Try reading the thread next time.

I have been very clear that I have treated the motor with complete and intentional disregard for almost 150k miles. I do not care if it dies tomorrow, next month, or next year, as it is getting a big turbo/supercharger build whenever it kicks the bucket.
 
Originally Posted By: Atomic
Originally Posted By: umungus1122
98% drive off at WOT in sub-freezing weather after just starting up? Hmm...maybe we should take a poll. WOT being the key phrase here. If you do, yes, I'd call that unnecessary abuse. It's your engine though, so be my guest.


Try reading the thread next time.

I have been very clear that I have treated the motor with complete and intentional disregard for almost 150k miles. I do not care if it dies tomorrow, next month, or next year, as it is getting a big turbo/supercharger build whenever it kicks the bucket.
I did read it. Your argument is it isn't deleterious to the engine to do what you do. It is. If you were smart, you'd have taken better care and sold a well taken care of engine to someone. If you want to break your stuff intentionally, good for you.
 
Originally Posted By: umungus1122
Originally Posted By: Atomic
Originally Posted By: umungus1122
98% drive off at WOT in sub-freezing weather after just starting up? Hmm...maybe we should take a poll. WOT being the key phrase here. If you do, yes, I'd call that unnecessary abuse. It's your engine though, so be my guest.

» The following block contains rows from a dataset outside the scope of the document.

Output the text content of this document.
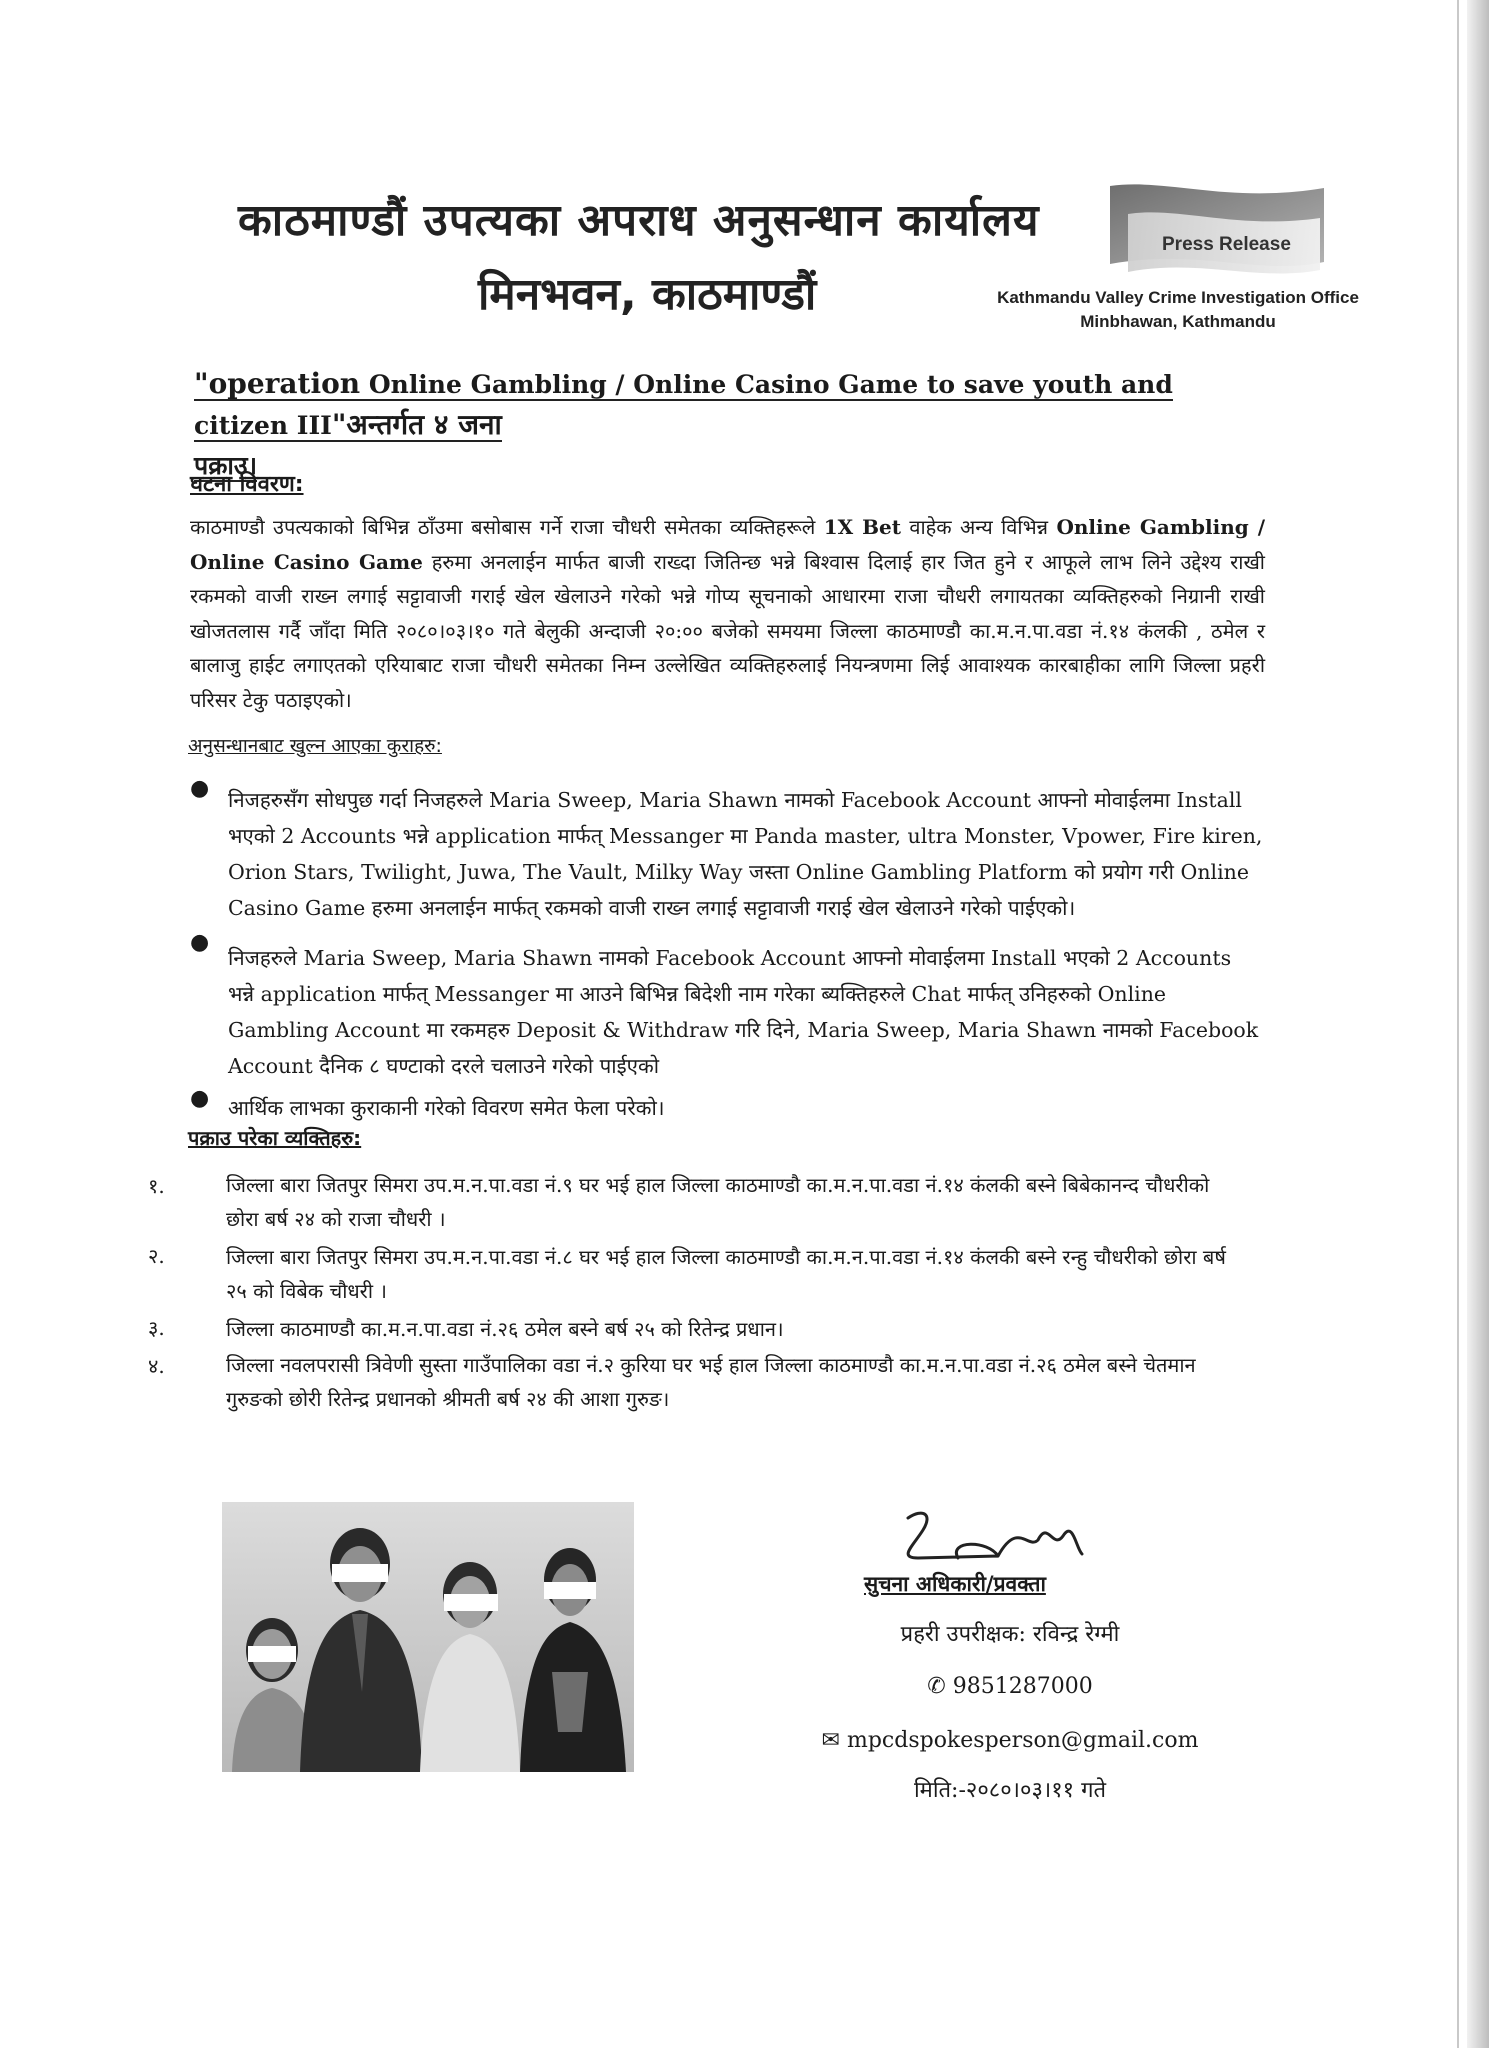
काठमाण्डौं उपत्यका अपराध अनुसन्धान कार्यालय
मिनभवन, काठमाण्डौं
Press Release
Kathmandu Valley Crime Investigation Office
Minbhawan, Kathmandu
"operation Online Gambling / Online Casino Game to save youth and citizen III"अन्तर्गत ४ जना
पक्राउ।
घटना विवरण:
काठमाण्डौ उपत्यकाको बिभिन्न ठाँउमा बसोबास गर्ने राजा चौधरी समेतका व्यक्तिहरूले 1X Bet वाहेक अन्य विभिन्न Online Gambling / Online Casino Game हरुमा अनलाईन मार्फत बाजी राख्दा जितिन्छ भन्ने बिश्वास दिलाई हार जित हुने र आफूले लाभ लिने उद्देश्य राखी रकमको वाजी राख्न लगाई सट्टावाजी गराई खेल खेलाउने गरेको भन्ने गोप्य सूचनाको आधारमा राजा चौधरी लगायतका व्यक्तिहरुको निग्रानी राखी खोजतलास गर्दै जाँदा मिति २०८०।०३।१० गते बेलुकी अन्दाजी २०:०० बजेको समयमा जिल्ला काठमाण्डौ का.म.न.पा.वडा नं.१४ कंलकी , ठमेल र बालाजु हाईट लगाएतको एरियाबाट राजा चौधरी समेतका निम्न उल्लेखित व्यक्तिहरुलाई नियन्त्रणमा लिई आवाश्यक कारबाहीका लागि जिल्ला प्रहरी परिसर टेकु पठाइएको।
अनुसन्धानबाट खुल्न आएका कुराहरु:
● निजहरुसँग सोधपुछ गर्दा निजहरुले Maria Sweep, Maria Shawn नामको Facebook Account आफ्नो मोवाईलमा Install भएको 2 Accounts भन्ने application मार्फत् Messanger मा Panda master, ultra Monster, Vpower, Fire kiren, Orion Stars, Twilight, Juwa, The Vault, Milky Way जस्ता Online Gambling Platform को प्रयोग गरी Online Casino Game हरुमा अनलाईन मार्फत् रकमको वाजी राख्न लगाई सट्टावाजी गराई खेल खेलाउने गरेको पाईएको।
●
निजहरुले Maria Sweep, Maria Shawn नामको Facebook Account आफ्नो मोवाईलमा Install भएको 2 Accounts भन्ने application मार्फत् Messanger मा आउने बिभिन्न बिदेशी नाम गरेका ब्यक्तिहरुले Chat मार्फत् उनिहरुको Online Gambling Account मा रकमहरु Deposit & Withdraw गरि दिने, Maria Sweep, Maria Shawn नामको Facebook Account दैनिक ८ घण्टाको दरले चलाउने गरेको पाईएको
● आर्थिक लाभका कुराकानी गरेको विवरण समेत फेला परेको।
पक्राउ परेका व्यक्तिहरु:
१.	जिल्ला बारा जितपुर सिमरा उप.म.न.पा.वडा नं.९ घर भई हाल जिल्ला काठमाण्डौ का.म.न.पा.वडा नं.१४ कंलकी बस्ने बिबेकानन्द चौधरीको छोरा बर्ष २४ को राजा चौधरी ।
२.	जिल्ला बारा जितपुर सिमरा उप.म.न.पा.वडा नं.८ घर भई हाल जिल्ला काठमाण्डौ का.म.न.पा.वडा नं.१४ कंलकी बस्ने रन्हु चौधरीको छोरा बर्ष २५ को विबेक चौधरी ।
३.	जिल्ला काठमाण्डौ का.म.न.पा.वडा नं.२६ ठमेल बस्ने बर्ष २५ को रितेन्द्र प्रधान।
४.	जिल्ला नवलपरासी त्रिवेणी सुस्ता गाउँपालिका वडा नं.२ कुरिया घर भई हाल जिल्ला काठमाण्डौ का.म.न.पा.वडा नं.२६ ठमेल बस्ने चेतमान गुरुङको छोरी रितेन्द्र प्रधानको श्रीमती बर्ष २४ की आशा गुरुङ।
सुचना अधिकारी/प्रवक्ता
प्रहरी उपरीक्षक: रविन्द्र रेग्मी
✆ 9851287000
✉ mpcdspokesperson@gmail.com
मिति:-२०८०।०३।११ गते
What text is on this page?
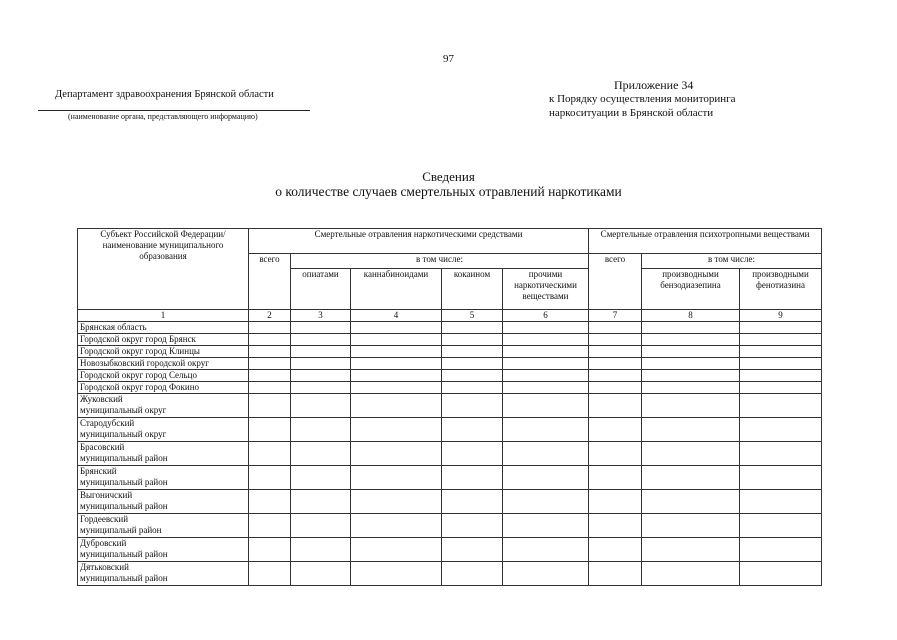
97
Департамент здравоохранения Брянской области
(наименование органа, представляющего информацию)
Приложение 34
к Порядку осуществления мониторинга
наркоситуации в Брянской области
Сведения
о количестве случаев смертельных отравлений наркотиками
Субъект Российской Федерации/ наименование муниципального образования	Смертельные отравления наркотическими средствами					Смертельные отравления психотропными веществами		
	всего	в том числе:				всего	в том числе:	
		опиатами	каннабиноидами	кокаином	прочими наркотическими веществами		производными бензодиазепина	производными фенотиазина
1	2	3	4	5	6	7	8	9

Брянская область								

Городской округ город Брянск								

Городской округ город Клинцы								

Новозыбковский городской округ								

Городской округ город Сельцо								

Городской округ город Фокино								

Жуковский
муниципальный округ								

Стародубский
муниципальный округ								

Брасовский
муниципальный район								

Брянский
муниципальный район								

Выгоничский
муниципальный район								

Гордеевский
муниципальнй район								

Дубровский
муниципальный район								

Дятьковский
муниципальный район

Try reading the thread next time.

I have been very clear that I have treated the motor with complete and intentional disregard for almost 150k miles. I do not care if it dies tomorrow, next month, or next year, as it is getting a big turbo/supercharger build whenever it kicks the bucket.
I did read it. Your argument is it isn't deleterious to the engine to do what you do. It is. If you were smart, you'd have taken better care and sold a well taken care of engine to someone. If you want to break your stuff intentionally, good for you.


Nothing broke - I don't understand your babbling here. The motor runs great and exhibits ZERO problems, noise or otherwise.

The whole point of this exercise was to see if the oil was still serviceable after all this time in the sump. And it is.